Son tiempos que piden guerra los que viven toreo y toreros. Son tiempos de apretar riñones y mostrar futuro. Son tiempos de batirse el cobre en las arenas para llenar las gradas, para llegar a las masas, para poner en valor un tauro del que se estaba olvidando la sociedad. Y en ese tiempo de unir manos se había lastimado la de Manzanares.

Media temporada exiliado de las trincheras llevaba Josemari, apartado de los focos y con la mente constante en una mano necesaria para sumar, imprescindible para unir, esperada para vencer. Una mano capaz de mover la montaña cuando está unida a la cabeza, que volvió precipitada cuando la llamó el frente y que ha tenido que volver a volar a marchas forzadas para ir encontrando sus alas. “Bienvenido, Josemari”, le gritaba la ovación de Nimes que compartía con Morante al romper el paseíllo. “Bienvenido, Josemari”, le gritó el toreo después de hacerlo presente en el coliseo francés en víspera de foco en la nuca.

Lo hizo con ópera en tres actos en la que fueron secundarios los personajes de academia de Victoriano del Río. Actores de infalible método pero escasa alma y menos corazón, de engañosa humillación en los embroques y salida rápida de la escena, como si cumpliesen su papel con el acto de dar la réplica. Porque fue Manzanares quien cantó sin recibir las flores merecidas. Porque hubieran sido seis los paseos orejeros si no le cambian el guión a la gorda, que salió a cantar tímida y huidiza cuando estaba cayendo el telón.

Buscó el foco Manzanares desde el inicio de porte y compostura, de muleta tersa y ralentizadora de viajes que sacó con su primero. Toro de calidad sin empuje el de Victoriano, al que tuvo que colgar Josemari del trapo para sostener en pie una faena de torear a placer la livianía entre algodones del animal. Despacio, más despacio que el paso del Cachorro tiró el de Alicante del paño en labor de mayúscula intensidad que se acabó con los aceros. Y natural se abrió de capote en el cuarto para dormir en dos verónicas de diestro pitón una embestida que adornó después con chicuelinas y revolera. Todo despacio, sin un mal gesto.

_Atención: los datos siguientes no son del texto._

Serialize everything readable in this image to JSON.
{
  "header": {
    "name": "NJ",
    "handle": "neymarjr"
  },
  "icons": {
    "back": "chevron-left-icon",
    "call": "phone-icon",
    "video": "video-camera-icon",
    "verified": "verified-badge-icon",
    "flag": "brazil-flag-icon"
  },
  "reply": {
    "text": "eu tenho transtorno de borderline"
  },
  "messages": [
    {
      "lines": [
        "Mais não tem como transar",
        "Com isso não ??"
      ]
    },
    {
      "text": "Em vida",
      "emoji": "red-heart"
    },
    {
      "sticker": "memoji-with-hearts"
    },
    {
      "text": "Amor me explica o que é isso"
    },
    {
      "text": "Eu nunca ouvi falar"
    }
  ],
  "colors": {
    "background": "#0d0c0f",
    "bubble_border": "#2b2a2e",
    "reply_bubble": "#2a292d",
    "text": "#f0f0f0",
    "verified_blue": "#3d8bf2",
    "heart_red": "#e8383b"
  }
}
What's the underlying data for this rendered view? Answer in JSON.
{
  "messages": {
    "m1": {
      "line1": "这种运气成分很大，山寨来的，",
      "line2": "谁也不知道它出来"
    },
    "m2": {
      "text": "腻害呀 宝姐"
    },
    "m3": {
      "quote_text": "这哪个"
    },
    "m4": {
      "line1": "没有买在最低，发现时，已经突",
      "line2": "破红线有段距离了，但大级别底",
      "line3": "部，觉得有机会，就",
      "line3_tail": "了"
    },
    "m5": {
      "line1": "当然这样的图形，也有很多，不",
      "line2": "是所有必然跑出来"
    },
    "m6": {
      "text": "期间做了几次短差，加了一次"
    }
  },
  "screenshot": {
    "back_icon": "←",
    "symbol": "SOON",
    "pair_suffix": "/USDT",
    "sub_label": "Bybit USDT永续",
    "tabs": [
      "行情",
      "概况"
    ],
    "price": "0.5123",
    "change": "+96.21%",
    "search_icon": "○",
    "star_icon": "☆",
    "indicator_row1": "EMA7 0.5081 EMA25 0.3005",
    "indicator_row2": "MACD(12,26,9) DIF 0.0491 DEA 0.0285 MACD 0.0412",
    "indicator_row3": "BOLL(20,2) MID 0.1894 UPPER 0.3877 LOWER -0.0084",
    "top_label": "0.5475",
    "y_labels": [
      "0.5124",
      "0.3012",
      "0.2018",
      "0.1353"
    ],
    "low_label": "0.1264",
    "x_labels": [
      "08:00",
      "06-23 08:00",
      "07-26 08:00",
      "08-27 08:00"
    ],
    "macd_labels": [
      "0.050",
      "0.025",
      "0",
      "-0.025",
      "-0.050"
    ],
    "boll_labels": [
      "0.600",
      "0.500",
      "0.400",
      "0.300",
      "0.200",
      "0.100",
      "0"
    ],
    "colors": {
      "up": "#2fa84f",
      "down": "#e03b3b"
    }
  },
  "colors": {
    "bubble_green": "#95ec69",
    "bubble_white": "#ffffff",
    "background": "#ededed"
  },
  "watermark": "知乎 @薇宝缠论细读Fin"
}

Ni mudó el ademán para echarle por delante el pecho a un toro roncador y sin ritmo, por dentro en el primer muletazo y que había que corregir con toques y vuelos para reconducir su atolondrada acometida. Terminó convenciéndolo Josemari, que guardaba para el final el preciso vuelo de su zurda, la pasmosa facilidad de que vuele eterno el natural en el que crece el torero en cada tramo de más. Faena larga. Trasteo casi perfecto que convirtió en sacrilegio su cabezona forma de culminar en la suerte de recibir.

“Bienvenido, Josemari”, gritaba Nimes cuando se fue a torear sin probaturas al geniudo y transmitidor sexto, protestón en los finales y pronto en los cites, al que le aplicó el Manzana cuarto y mitad de diestra mano baja, de largo trazo apretado para que dulcificase su áspero trato. Fue el pitón derecho y fue sin probaturas, porque no decía lo mismo el victoriano cuando voló la franela a zurdas, porque fue con la derecha, la mano de partir el pan, con la que cogió Manzanares el único trofeo, que pareció mácula en tarde de más argumentos que premios. Ni falta que hubiera hecho cuando todavía gritaba el toreo “Bienvenido, Josemari”.

También lo dijo Morante en el apretón de manos con que comenzó la obra, aunque fuera para él tarde de no recordar. No se entregó nunca el amplio burraco que despachó en el primer acto, roncador y agresivo, que ni mantuvo la humillación ni creció en el empleo. Sí lo intentó Morante, encajado de riñón, muleta inquisidora, pico abajo y trazo atrás. Pero no se entendió con un victoriano informal al que le dio compostura y esfuerzo, cuando no son palabras que casen en el vocabulario del genio de la Puebla.

Porque no suele verse un ápice de Morante cuando José Antonio lo intenta, porque no suelen llevarse bien la persona y el genio cuando quiere el primero cumplir con su responsabilidad y protesta el segundo que le atraquen sus valores. Por eso creció el desencuentro entre el torero y la platea, adicta a la sensación del toreo que hoy no estaba con el de la Puebla.

Y andando se fueron los dos; el artista metido a artesano que trabajó para el guión y el esperado tenor, que cantó en la sinfonía de la Vendimia de Nimes mientras cámaras y focos, y muletas y percales coreaban al unísono: “Bienvenido, Josemari”.